By Peter Sloggatt
There’s good news for all the produce hounds who were disappointed with the rollout of this year’s summer farmers market in Huntington village two weeks ago. The market’s largest vendor, Orchards of Concklin, is set to return.
The Rockland County-based farm had been sidelined for the first two weeks because of a flap between the market organizer and the town attorney’s office.
Ethel Terry of Southold-based Terry Farms told TheLong-Islander in an email this week that Orchards of Conklin will be back.
Terry cited an email exchange between Huntington resident Daniel Eig and Councilwoman Joan Cergol that seemed to straighten out the controversy.
Concklin’s - a vendor at the farmers market for 20 years - had been advised by Terry that she feared the town attorney’s office would decide to enforce a provision of her contract that specifies vendors must be Long Island-based. Orchards of Concklin never met that requirement, but never had any trouble, according to Terry.

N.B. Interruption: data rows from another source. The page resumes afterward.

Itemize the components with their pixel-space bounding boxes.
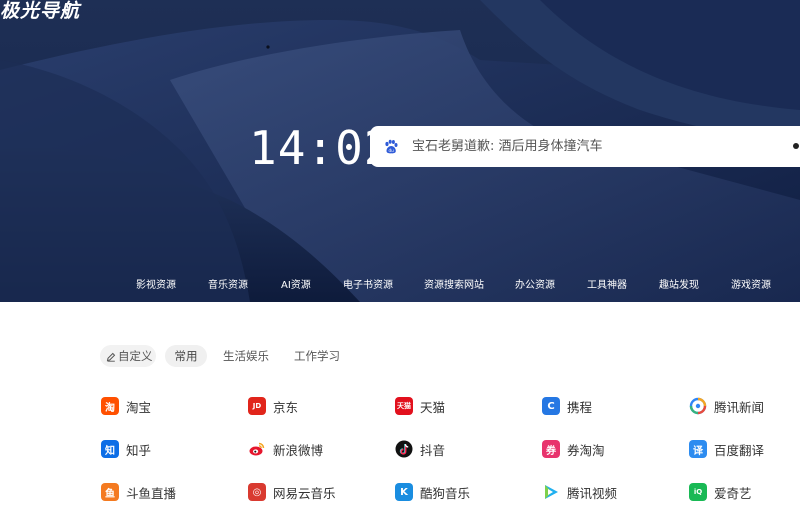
category-office[interactable]: 办公资源: [515, 276, 555, 296]
douyu-icon: 鱼: [101, 483, 119, 501]
zhihu-icon: 知: [101, 440, 119, 458]
tmall-icon: 天猫: [395, 397, 413, 415]
tab-custom[interactable]: 自定义: [100, 345, 156, 367]
weibo-icon: [248, 440, 266, 458]
link-label: 百度翻译: [714, 442, 765, 458]
link-tencent-news[interactable]: 腾讯新闻: [689, 395, 764, 417]
link-baidu-translate[interactable]: 译百度翻译: [689, 438, 764, 460]
link-label: 京东: [273, 399, 299, 415]
kugou-icon: K: [395, 483, 413, 501]
link-zhihu[interactable]: 知知乎: [101, 438, 151, 460]
category-tools[interactable]: 工具神器: [587, 276, 627, 296]
link-label: 网易云音乐: [273, 485, 336, 501]
search-input[interactable]: [412, 127, 800, 166]
category-music[interactable]: 音乐资源: [208, 276, 248, 296]
link-label: 腾讯视频: [567, 485, 618, 501]
link-ctrip[interactable]: C 携程: [542, 395, 592, 417]
link-label: 券淘淘: [567, 442, 605, 458]
tab-life-entertainment[interactable]: 生活娱乐: [223, 345, 269, 367]
category-fun-sites[interactable]: 趣站发现: [659, 276, 699, 296]
link-douyu[interactable]: 鱼斗鱼直播: [101, 481, 176, 503]
link-tmall[interactable]: 天猫 天猫: [395, 395, 445, 417]
link-iqiyi[interactable]: iQ 爱奇艺: [689, 481, 752, 503]
link-jd[interactable]: JD 京东: [248, 395, 298, 417]
iqiyi-icon: iQ: [689, 483, 707, 501]
quantaotao-icon: 券: [542, 440, 560, 458]
category-resource-search[interactable]: 资源搜索网站: [424, 276, 484, 296]
link-kugou[interactable]: K 酷狗音乐: [395, 481, 470, 503]
link-label: 携程: [567, 399, 593, 415]
link-netease-music[interactable]: ◎ 网易云音乐: [248, 481, 336, 503]
tab-custom-label: 自定义: [118, 349, 153, 363]
ctrip-icon: C: [542, 397, 560, 415]
link-label: 腾讯新闻: [714, 399, 765, 415]
netease-music-icon: ◎: [248, 483, 266, 501]
category-video[interactable]: 影视资源: [136, 276, 176, 296]
hero-banner: 极光导航 14:02 du 影视资源 音乐资源 AI资源 电子书资源 资源搜索网…: [0, 0, 800, 302]
search-bar: du: [370, 126, 800, 167]
link-label: 抖音: [420, 442, 446, 458]
link-label: 斗鱼直播: [126, 485, 177, 501]
link-label: 知乎: [126, 442, 152, 458]
douyin-icon: [395, 440, 413, 458]
tab-common[interactable]: 常用: [165, 345, 207, 367]
search-engine-selector[interactable]: du: [370, 126, 412, 167]
category-ebook[interactable]: 电子书资源: [343, 276, 393, 296]
link-label: 爱奇艺: [714, 485, 752, 501]
category-ai[interactable]: AI资源: [281, 276, 311, 296]
baidu-translate-icon: 译: [689, 440, 707, 458]
link-weibo[interactable]: 新浪微博: [248, 438, 323, 460]
tencent-video-icon: [542, 483, 560, 501]
tencent-news-icon: [689, 397, 707, 415]
category-nav: 影视资源 音乐资源 AI资源 电子书资源 资源搜索网站 办公资源 工具神器 趣站…: [0, 276, 800, 296]
link-label: 酷狗音乐: [420, 485, 471, 501]
link-quantaotao[interactable]: 券券淘淘: [542, 438, 605, 460]
baidu-paw-icon: du: [385, 139, 398, 153]
pencil-icon: [106, 352, 116, 362]
link-label: 淘宝: [126, 399, 152, 415]
link-label: 新浪微博: [273, 442, 324, 458]
link-label: 天猫: [420, 399, 446, 415]
category-games[interactable]: 游戏资源: [731, 276, 771, 296]
site-logo[interactable]: 极光导航: [0, 0, 80, 26]
tab-work-study[interactable]: 工作学习: [294, 345, 340, 367]
link-tencent-video[interactable]: 腾讯视频: [542, 481, 617, 503]
search-submit-icon[interactable]: [793, 143, 799, 149]
svg-text:du: du: [388, 148, 394, 153]
jd-icon: JD: [248, 397, 266, 415]
link-taobao[interactable]: 淘淘宝: [101, 395, 151, 417]
taobao-icon: 淘: [101, 397, 119, 415]
link-douyin[interactable]: 抖音: [395, 438, 445, 460]
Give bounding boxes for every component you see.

Her concern had grown out of emphasis placed on the clause apparently by a town attorney who hand-underlined that provision.
When she was unable to get clarification from the Town, she called off Concklin until it could be resolved.
Resolution apparently came through Cergol.
“I guess I interceded” she said in an interview Tuesday.
Cergol said she spoke to the town attorney and was told as long as the vendors have insurance, the Long Island-based provision has never been enforced.
“I don’t blame Ethel for being cautious,” Cergol said, adding she suggested to the Town Attorney that “we really need to fix that if we’re not going to enforce it.”
The bottom line, at least for now, is that Orchards of Concklin will be back with its produce, eggs, baked goods come Sunday.
The Long island Growers Market sets up shop in the parking lot adjacent to the Soldiers and Sailors monument building on Main Street in Huntington village, Sundays from 7 a.m. to noon.
*NOTE: Following publication of this article it was learned that the Town has offered an amended contract that would allow up New York State-based growers and businesses to compose up to 25 percent of the farmers market, according to market organizer Ethel Terry.